What are they afraid of?

In one of the first classes I ever taught, I committed a mistake that no good teacher ever makes. The class were not really undisciplined. They wanted to learn, but they were very lively. That meant they were a bit noisy.

In my inexperience, I raised my voice – just a little, just enough, I hoped, to be heard over their noise. Most readers will know what happened next. They raised their noise level; not a lot, just enough to make me go a bit higher. And so it went on, step by step, until a moment when both sides must have been stopping for breath at the same time. In that short silence, I heard the quiet boy at the right-hand end of the front row, who had been observing the whole circus around him, saying “Izwi rashe idiki”.

I don’t know whether the other boys heard him. He may have meant it only for me. I took the lesson to heart and tried to live it from then on. After all, there’s a truth there that applies in many situations outside the classroom. And there are too many people in this world who haven’t learned that simple schoolroom lesson.

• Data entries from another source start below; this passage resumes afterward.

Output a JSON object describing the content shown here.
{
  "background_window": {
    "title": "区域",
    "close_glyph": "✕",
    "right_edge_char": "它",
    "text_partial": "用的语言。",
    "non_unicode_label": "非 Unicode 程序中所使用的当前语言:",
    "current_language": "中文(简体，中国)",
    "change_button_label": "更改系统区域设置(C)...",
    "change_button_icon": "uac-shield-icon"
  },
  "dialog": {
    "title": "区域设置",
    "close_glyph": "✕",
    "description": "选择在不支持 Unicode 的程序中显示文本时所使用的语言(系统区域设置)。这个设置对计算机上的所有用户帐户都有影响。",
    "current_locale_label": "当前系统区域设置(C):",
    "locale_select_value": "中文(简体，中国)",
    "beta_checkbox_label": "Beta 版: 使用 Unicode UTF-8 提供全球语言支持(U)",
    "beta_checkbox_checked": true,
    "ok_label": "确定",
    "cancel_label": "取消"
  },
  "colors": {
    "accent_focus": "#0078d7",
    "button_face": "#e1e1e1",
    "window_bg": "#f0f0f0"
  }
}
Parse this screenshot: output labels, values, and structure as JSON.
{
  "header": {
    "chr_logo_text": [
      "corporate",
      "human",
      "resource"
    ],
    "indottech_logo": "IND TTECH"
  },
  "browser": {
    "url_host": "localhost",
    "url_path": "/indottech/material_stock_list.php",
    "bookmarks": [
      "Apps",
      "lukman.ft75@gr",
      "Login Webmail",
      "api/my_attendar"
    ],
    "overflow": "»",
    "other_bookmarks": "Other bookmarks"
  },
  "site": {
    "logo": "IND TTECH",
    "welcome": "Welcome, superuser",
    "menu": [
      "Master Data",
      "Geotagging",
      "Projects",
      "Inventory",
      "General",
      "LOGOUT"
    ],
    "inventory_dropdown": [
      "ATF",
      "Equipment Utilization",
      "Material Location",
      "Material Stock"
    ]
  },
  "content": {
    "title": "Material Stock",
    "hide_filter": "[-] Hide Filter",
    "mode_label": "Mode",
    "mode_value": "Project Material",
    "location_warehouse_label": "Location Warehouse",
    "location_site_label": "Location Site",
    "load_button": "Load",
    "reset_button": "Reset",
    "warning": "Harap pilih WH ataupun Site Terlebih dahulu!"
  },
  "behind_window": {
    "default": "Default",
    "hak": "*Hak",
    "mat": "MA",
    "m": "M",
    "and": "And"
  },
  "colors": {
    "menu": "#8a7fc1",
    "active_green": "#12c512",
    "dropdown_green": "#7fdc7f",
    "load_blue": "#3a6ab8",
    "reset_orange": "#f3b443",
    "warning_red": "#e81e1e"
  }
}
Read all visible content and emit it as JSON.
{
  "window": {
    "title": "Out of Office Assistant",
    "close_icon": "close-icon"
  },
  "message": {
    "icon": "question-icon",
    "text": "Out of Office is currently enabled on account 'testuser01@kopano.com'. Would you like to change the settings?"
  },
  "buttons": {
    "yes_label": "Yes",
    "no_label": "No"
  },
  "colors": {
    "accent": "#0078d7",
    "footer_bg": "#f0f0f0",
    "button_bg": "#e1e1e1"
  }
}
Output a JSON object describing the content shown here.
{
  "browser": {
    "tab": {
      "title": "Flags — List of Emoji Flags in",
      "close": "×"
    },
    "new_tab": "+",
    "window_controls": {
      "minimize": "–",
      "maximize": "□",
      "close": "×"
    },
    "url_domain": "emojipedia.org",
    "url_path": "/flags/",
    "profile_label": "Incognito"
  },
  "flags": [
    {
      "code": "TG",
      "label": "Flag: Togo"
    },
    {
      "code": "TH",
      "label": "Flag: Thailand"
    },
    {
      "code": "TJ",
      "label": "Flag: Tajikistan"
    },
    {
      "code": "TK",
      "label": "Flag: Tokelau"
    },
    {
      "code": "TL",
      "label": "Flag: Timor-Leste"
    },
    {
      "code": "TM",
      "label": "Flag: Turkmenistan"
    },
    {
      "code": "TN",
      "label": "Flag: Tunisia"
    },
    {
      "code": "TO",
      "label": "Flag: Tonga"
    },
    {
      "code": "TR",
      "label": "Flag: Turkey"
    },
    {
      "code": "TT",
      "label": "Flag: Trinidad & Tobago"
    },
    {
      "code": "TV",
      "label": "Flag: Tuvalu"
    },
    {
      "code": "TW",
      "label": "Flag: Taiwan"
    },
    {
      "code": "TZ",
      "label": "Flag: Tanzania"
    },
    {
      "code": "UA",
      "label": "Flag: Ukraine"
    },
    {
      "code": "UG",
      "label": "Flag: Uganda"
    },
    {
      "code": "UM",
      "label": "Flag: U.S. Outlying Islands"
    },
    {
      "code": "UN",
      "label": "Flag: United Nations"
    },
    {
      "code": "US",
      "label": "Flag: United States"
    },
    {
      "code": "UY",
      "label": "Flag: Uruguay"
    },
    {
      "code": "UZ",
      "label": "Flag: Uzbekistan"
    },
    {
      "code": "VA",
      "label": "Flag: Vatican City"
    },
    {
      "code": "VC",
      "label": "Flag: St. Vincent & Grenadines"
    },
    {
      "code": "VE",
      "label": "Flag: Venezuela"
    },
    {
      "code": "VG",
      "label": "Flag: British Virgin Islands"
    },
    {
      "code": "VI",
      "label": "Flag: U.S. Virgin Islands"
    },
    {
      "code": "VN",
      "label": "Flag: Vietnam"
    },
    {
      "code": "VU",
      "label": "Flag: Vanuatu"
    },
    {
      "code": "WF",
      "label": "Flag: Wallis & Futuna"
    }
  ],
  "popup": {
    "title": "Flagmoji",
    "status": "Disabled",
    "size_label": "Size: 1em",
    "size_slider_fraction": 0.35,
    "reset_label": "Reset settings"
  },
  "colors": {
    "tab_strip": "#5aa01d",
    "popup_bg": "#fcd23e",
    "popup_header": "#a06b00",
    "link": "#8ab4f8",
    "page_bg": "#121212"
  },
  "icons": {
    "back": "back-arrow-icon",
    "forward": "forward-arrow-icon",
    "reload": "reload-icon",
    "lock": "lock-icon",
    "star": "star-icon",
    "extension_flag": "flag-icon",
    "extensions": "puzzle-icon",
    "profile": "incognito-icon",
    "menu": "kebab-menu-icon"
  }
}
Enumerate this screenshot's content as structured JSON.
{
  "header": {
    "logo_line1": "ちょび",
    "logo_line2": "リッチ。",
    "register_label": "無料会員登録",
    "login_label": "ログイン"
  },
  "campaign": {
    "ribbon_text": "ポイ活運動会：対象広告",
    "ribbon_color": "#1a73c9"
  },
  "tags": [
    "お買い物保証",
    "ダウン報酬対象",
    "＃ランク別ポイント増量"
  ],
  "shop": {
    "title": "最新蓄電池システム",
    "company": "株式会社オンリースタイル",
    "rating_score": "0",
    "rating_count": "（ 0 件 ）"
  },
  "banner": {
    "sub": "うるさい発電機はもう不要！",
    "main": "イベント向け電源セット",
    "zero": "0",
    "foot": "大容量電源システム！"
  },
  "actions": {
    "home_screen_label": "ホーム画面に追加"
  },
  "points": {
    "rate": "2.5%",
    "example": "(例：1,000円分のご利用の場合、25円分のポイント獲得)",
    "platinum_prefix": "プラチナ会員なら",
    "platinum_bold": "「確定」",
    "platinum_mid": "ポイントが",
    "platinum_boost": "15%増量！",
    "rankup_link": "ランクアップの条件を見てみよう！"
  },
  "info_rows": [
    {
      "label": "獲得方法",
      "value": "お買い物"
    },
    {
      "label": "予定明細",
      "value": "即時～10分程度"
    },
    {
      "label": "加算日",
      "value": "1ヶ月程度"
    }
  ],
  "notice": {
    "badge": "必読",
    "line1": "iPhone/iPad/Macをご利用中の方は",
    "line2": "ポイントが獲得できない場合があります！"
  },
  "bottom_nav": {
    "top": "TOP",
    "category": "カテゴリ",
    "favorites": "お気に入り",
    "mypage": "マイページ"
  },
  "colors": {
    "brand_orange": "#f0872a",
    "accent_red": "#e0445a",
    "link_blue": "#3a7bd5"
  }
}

Why do so many people in Zimbabwe shout so much? It seems to be everyone’s way of asserting strength. In fact it only shows they do not trust their moral authority. I admit that in that classroom I never thought that I had the moral authority which would have silenced the class rather quickly if I had waited in silence for them to become quiet. I should have known that if I had reflected on good teachers I had known and how they differed from the bad ones.

The bad ones did far more shouting and used the stick or other corporal punishment more, but they only proved that those methods do not produce better exam results or better classroom discipline. The bad teachers did not trust the moral authority they would have had if they had behaved according to the best professional standards. Many of the people we hear shouting in our streets, bars and other public places do not only mistrust their own moral authority; they know they have none.

That is serious. Police whose commanders announce publicly that they will not obey our elected government know that they have no moral authority, because they themselves do not recognise legitimate authority. They have to enforce their rules by shouting and battering people because they are not seen by the people as the servants of the law, which should be a set of reasonable rules that we have all agreed to live by. Everyone knows that they are making up half the rules they invoke to justify their demands for bribes; that does not give them any moral authority.

In short, all this shouting, whether the person shouting is an under-age grey bomber, a drunken sergeant, a police commissioner, high army officer or the minister of (in)justice himself, does not show the strength of the person shouting, but their weakness.

They know their position is weak and that is why they shout, to hide their fear.

Our country is full of people shouting at the top of their voices. Don’t fear them; remember that the very fact that they shout shows they are more afraid than you are. They have reason to fear. Change is in the air; none of us know just what sort of change and what it will bring, but change is inevitable.

You and I don’t have much reason to fear change. After all, things couldn’t get much worse, could they? But those who have grown fat by plundering government property and the property of anyone they could frighten, they have every reason for fear. They have more to lose.

It might not be tactful to ask them what they fear. Anyway, you know the answer, and there lies your strength.